Magnetic Field Management for Scan Resolution and Clarity
In order to accurately define the location of a particular compound within the patient, the MRI magnet must be able to precisely understand the magnetic field strength in the location of interest, and to be able to make predictable changes to this field to assist in defining this location.  This means that external influences to this field must be eliminated or effectively mitigated, for instance if there is a car park next to the MRI Examination Room, the ferrous mass of a car can 'attract' the magnetic field, if not managed, the magnetic field could be pulled outward if the car began to move - clearly this would be undesirable during a scan and can significantly impact the quality of the imaging that the MRI can provide.  Whilst the magnet can be 'shimmed' (a process where blocks of ferrous material are attached to the magnet bore to manipulate the field shape) there are practical limits to how much shimming can be employed before the MRI performance is degraded.  Many MRI Manufacturers prefer that external measures are employed to reduce the need to shim, particularly as shimming cannot adapt to changing conditions, like a moving vehicle.
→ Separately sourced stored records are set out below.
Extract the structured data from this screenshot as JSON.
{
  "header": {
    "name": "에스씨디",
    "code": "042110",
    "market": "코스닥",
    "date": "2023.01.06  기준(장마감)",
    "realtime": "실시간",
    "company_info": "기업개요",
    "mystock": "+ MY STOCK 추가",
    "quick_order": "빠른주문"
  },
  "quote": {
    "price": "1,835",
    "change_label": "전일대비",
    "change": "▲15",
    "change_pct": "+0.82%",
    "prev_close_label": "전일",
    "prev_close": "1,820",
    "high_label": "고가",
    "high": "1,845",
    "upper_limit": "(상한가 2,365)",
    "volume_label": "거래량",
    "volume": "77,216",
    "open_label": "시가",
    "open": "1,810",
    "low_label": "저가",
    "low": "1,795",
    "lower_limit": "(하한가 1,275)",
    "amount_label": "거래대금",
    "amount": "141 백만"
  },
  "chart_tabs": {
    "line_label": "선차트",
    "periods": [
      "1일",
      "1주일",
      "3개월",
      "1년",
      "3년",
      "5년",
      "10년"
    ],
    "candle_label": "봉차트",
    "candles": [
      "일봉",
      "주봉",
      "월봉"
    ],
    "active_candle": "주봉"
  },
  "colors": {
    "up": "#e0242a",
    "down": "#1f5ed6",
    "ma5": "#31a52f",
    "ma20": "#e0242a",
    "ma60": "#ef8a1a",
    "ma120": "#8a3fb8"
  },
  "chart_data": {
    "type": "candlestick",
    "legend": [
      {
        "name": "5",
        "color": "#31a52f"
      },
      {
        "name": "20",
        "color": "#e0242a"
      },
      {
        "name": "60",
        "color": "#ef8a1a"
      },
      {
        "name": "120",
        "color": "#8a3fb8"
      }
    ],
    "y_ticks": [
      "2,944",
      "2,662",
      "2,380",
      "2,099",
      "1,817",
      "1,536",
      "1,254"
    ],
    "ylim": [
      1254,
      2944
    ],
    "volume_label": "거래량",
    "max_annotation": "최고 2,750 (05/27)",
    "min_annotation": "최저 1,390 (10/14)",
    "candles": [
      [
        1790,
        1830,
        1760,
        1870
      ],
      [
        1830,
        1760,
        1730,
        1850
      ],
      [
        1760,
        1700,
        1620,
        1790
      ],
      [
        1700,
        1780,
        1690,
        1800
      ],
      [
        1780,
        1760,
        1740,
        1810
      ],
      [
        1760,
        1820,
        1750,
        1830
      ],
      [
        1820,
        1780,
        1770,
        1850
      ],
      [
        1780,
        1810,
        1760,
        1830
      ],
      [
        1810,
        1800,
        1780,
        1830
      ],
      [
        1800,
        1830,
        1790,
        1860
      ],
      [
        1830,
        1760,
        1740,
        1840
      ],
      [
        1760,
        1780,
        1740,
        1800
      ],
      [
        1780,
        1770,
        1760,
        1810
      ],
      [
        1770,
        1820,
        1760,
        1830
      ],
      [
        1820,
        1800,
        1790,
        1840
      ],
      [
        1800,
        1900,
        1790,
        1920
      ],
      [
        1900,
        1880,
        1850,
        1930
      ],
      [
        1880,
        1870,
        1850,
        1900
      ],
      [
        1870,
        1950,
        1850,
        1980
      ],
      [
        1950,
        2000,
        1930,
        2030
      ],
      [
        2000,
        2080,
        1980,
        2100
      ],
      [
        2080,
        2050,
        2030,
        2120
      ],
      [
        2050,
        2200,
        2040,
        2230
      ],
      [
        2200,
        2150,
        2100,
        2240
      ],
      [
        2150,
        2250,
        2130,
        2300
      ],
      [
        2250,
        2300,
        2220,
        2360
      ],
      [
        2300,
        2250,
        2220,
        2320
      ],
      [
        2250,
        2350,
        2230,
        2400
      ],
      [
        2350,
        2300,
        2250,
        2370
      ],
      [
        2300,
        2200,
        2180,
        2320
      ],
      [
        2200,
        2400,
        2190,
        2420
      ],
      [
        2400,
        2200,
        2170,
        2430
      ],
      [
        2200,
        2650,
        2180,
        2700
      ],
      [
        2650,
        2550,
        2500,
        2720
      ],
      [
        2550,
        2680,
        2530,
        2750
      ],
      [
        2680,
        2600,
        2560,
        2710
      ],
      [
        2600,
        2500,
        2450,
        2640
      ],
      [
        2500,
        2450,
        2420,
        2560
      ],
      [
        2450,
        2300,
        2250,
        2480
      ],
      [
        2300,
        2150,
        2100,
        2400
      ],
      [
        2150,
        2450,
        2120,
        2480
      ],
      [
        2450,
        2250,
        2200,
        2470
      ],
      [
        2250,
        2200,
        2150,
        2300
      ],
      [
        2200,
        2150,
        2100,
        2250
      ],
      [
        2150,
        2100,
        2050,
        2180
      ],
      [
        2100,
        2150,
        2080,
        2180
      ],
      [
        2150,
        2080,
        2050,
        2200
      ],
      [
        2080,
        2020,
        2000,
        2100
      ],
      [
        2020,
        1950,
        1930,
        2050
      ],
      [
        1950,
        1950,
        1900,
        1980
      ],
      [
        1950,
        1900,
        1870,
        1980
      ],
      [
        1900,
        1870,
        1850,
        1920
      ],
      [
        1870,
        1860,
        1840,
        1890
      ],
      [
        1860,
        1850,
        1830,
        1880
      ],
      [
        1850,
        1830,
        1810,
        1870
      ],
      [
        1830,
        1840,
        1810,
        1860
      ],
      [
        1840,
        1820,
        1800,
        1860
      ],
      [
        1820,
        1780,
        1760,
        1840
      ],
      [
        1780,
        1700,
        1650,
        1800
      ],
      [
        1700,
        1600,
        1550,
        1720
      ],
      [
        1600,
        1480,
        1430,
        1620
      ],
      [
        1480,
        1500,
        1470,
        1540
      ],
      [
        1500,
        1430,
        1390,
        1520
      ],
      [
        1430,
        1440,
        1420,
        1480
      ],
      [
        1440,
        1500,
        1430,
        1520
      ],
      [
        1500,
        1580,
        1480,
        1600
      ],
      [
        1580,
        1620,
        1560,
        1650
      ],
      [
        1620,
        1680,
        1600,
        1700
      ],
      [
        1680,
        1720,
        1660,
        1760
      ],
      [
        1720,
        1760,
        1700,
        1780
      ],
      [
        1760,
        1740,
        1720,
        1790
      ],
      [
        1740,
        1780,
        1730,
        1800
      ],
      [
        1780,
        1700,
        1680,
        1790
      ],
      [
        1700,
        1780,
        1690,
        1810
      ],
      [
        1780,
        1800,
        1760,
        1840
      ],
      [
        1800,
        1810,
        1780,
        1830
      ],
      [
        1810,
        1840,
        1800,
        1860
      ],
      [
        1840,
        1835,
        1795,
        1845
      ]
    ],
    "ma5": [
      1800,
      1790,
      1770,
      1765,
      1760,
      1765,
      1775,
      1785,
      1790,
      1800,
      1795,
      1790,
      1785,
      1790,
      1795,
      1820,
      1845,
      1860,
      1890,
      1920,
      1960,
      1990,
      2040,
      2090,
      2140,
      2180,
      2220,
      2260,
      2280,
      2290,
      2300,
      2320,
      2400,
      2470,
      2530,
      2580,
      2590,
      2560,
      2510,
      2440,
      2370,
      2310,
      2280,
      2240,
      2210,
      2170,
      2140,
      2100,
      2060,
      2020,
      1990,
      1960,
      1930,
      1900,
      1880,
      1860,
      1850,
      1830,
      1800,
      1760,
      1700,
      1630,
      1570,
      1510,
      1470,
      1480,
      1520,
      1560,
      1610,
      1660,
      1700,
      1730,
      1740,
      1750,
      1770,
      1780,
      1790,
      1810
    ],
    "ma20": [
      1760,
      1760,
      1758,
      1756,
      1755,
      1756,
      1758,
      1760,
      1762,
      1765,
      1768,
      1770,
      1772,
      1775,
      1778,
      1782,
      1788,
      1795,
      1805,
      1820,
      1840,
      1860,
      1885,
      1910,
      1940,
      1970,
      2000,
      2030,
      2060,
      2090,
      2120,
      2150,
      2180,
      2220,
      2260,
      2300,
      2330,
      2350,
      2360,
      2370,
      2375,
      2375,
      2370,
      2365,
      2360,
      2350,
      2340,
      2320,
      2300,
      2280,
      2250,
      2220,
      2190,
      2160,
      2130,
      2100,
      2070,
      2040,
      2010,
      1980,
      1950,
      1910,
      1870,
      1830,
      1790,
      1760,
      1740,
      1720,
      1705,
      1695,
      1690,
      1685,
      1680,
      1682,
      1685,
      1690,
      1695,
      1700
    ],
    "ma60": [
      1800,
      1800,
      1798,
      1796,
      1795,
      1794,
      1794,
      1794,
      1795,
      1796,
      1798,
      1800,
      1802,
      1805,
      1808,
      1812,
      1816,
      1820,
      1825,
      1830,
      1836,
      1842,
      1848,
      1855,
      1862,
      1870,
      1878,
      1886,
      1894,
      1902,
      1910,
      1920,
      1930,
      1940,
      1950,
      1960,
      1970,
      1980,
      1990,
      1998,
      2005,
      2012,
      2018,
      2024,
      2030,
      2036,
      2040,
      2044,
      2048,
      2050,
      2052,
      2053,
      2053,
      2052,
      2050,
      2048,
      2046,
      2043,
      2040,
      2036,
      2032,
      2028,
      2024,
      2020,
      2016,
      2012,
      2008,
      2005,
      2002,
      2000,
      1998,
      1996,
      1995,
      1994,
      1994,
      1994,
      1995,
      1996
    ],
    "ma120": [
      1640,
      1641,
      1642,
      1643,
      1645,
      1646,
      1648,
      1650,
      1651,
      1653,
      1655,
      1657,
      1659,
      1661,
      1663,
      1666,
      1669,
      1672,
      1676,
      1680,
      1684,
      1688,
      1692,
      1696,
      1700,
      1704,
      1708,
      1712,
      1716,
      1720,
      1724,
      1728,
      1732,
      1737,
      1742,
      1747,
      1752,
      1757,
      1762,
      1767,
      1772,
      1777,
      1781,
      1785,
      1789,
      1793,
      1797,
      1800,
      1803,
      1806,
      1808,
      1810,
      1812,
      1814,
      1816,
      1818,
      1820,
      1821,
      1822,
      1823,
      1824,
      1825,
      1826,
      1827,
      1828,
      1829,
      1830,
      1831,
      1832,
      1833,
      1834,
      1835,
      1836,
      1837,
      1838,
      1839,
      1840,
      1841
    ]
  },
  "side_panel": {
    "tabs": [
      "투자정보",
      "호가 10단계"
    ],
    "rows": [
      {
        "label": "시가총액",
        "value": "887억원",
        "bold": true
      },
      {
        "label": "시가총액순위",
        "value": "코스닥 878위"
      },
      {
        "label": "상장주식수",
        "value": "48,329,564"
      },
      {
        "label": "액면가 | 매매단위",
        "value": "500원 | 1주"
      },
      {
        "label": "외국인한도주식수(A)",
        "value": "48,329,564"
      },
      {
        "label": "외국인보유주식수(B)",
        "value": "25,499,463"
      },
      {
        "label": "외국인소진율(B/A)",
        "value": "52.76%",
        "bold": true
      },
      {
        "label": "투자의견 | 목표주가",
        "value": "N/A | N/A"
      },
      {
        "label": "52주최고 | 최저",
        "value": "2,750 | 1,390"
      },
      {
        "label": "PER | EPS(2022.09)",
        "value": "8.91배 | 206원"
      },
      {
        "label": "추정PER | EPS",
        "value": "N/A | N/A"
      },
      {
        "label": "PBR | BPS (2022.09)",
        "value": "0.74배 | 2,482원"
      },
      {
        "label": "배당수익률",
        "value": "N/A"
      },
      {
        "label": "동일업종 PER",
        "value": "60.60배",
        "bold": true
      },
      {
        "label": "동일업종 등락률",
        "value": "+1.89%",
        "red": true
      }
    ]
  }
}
Magnetic Field Management for Safety
As we can see from the magnetic field plot to the right, the magnetic field around an MRI propagates like a bubble, and expands further from the Magnet at either end of the bore (the hole through the centre).  These field strengths are very high close the MRI, and fall away the further away they are. The magnetic field strength of the Earth is 0.25 to 0.65 Gauss, whereas an MRI can yield field strengths of 200 Gauss and higher - particularly for specialist diagnostic MRI units. 

A typical magnetic field plot for a 1.5 Tesla MRI Scanner

​Research has concluded that field strengths of 5 Gauss and above can adversely affect medical equipment and appliances, of particular concern are the Pacemakers used in some Cardiac Patients.  For this reason, 5 Gauss and higher fields must be either contained in the MRI Room or the area into which they project must only be accessible by trained and authorised personnel.  In the image above, we see that without effective management, the 5 Gauss field would project outside the MRI Room.  In this particular case, it would have been present in a public corridor.

How is Magnetic Field Management achieved?
To manage the field for the purposes of scan quality, there are two main approaches, each of which has its advantages:
Active Magnetic Field Compensation
In this approach, cable loops are run around the perimeter of the MRI Exam room in all three Axes.  These are linked to a control unit which uses a 3 Axis Magnetometer to rapidly sample changes in the magnetic field around the MRI Unit and to provide a precisely opposing field to cancel out the incoming change.

Passive Magnetic Shielding
​For applications which exceed the capabilities of an Active Cancellation System, and for containment of the 5+ Gauss fields for safety purposes, passive shielding is often employed.  The idea behind this is to capture and flatten the magnetic bubble by placing ferrous material in its path to effectively provide an easier route for it to follow when compared to air we can see this in the image to the left.

​The materials used vary by field strength, proximity and the final requirement.  Because this approach works in both directions, it can also be highly effective against external field disturbances like the moving vehicle discussed above.  The calculations required to define the materials, thicknesses and extent of magnetic shielding are highly complex and are typicaly undertaken by the Magnet Manufacturer themselves or Specialist Consultants.

It should also be noted that these two solutions can also be employed in combination which can be an exceptionally powerful, flexible and effective approach especially for Electron-Microscopy and Research Facilities.